LayerZero beendet die Frist für die Beanspruchung der ZRO-Token und kündigt die Neuverteilung an berechtigte Nutzer an

- LayerZero hat das Ende der Frist für die Einlösung des ZRO-Tokens bekanntgegeben.
- Das Krypto-Unternehmen wird nun die beanspruchten Token den berechtigten Wallets neu zuweisen.
- Einige kritisierten LayerZero wegen seiner Spendenbedingungen.
LayerZero hat die Frist für die ZRO-Token-Anforderung beendet und leitet nun die nächste Token-Umverteilungsphase ein. Allerdings sind nur aktive Wallets mit Transaktionshistorie für die Umverteilung berechtigt; inaktive oder geprüfte Sybil-Wallets sind ausgeschlossen.
LayerZero gibt Kriterien für die Teilnahmeberechtigung bekannt
Im Juni erklärte Bryan Pellegrino, CEO von LayerZero, dass alle nicht beanspruchten ZRO-Token nach Ablauf der Anspruchsfrist an die Nutzer, die sie bereits beansprucht hatten, neu verteilt würden.
Zum damaligen Zeitpunkt hatte das Protokoll jedoch noch kein geplantes Enddatum für den Anspruchszeitraum bekanntgegeben. LayerZero gab lediglich an, dass die Umverteilung an die Zuteilung von LZ Core angepasst und proportional erfolgen würde, wobei eine Obergrenze festgelegt sei, um die effektive Nutzung aller ZRO-Token zu gewährleisten.
In einem Beitrag vom 20. September LayerZero dann das Ende der Frist für die Inanspruchnahme des ZRO-Tokens.
Die Frist für die ZRO-Anforderung ist abgelaufen. Alle nicht beanspruchten Token werden den Wallets neu zugewiesen, die ihre Token vor 9:00 Uhr PT heute beansprucht haben.

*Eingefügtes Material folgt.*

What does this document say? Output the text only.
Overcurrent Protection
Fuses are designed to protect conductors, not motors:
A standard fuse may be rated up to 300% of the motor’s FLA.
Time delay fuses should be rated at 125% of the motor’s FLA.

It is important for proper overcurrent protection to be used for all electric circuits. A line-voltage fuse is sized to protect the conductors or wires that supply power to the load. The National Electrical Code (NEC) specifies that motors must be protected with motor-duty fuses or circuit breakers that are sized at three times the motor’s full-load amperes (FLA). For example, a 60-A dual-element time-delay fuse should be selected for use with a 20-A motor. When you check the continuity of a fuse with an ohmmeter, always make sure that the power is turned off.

Berechtigung zur Umverteilung:
– Nicht berechtigt: Wallets, die ZRO beansprucht, aber nach dem Token-Generierungsereignis (TGE) keine Transaktionen durchgeführt haben, erhalten keine weiteren Token… pic.twitter.com/rOBimR8Fx0— LayerZero Foundation (@LayerZero_Fndn) 20. September 2024
LayerZero legte sogar die Voraussetzungen für den Erhalt zusätzlicher Token detailliert dar. Gemäß den Kriterien waren Wallets ohne Transaktionsaktivität sowie Sybil-Wallets, diedent, von der Umverteilung ausgeschlossen. Das bedeutete, dass nur Wallets mit mindestens einer Transaktionsaktivität nach dem Token-Generierungs-Event (TGE) und die zuvor den Airdrop , berechtigt waren.
Das Unternehmen stellte außerdem klar, dass alle berechtigten Wallets einen anteiligen Anteil an ZRO basierend auf ihrer ursprünglichen Forderung aus dem TGE erhalten würden und dass alle ZRO-Token, die in den nächsten 30 Tagen nicht beansprucht werden, an die LayerZero Foundation gespendet werden.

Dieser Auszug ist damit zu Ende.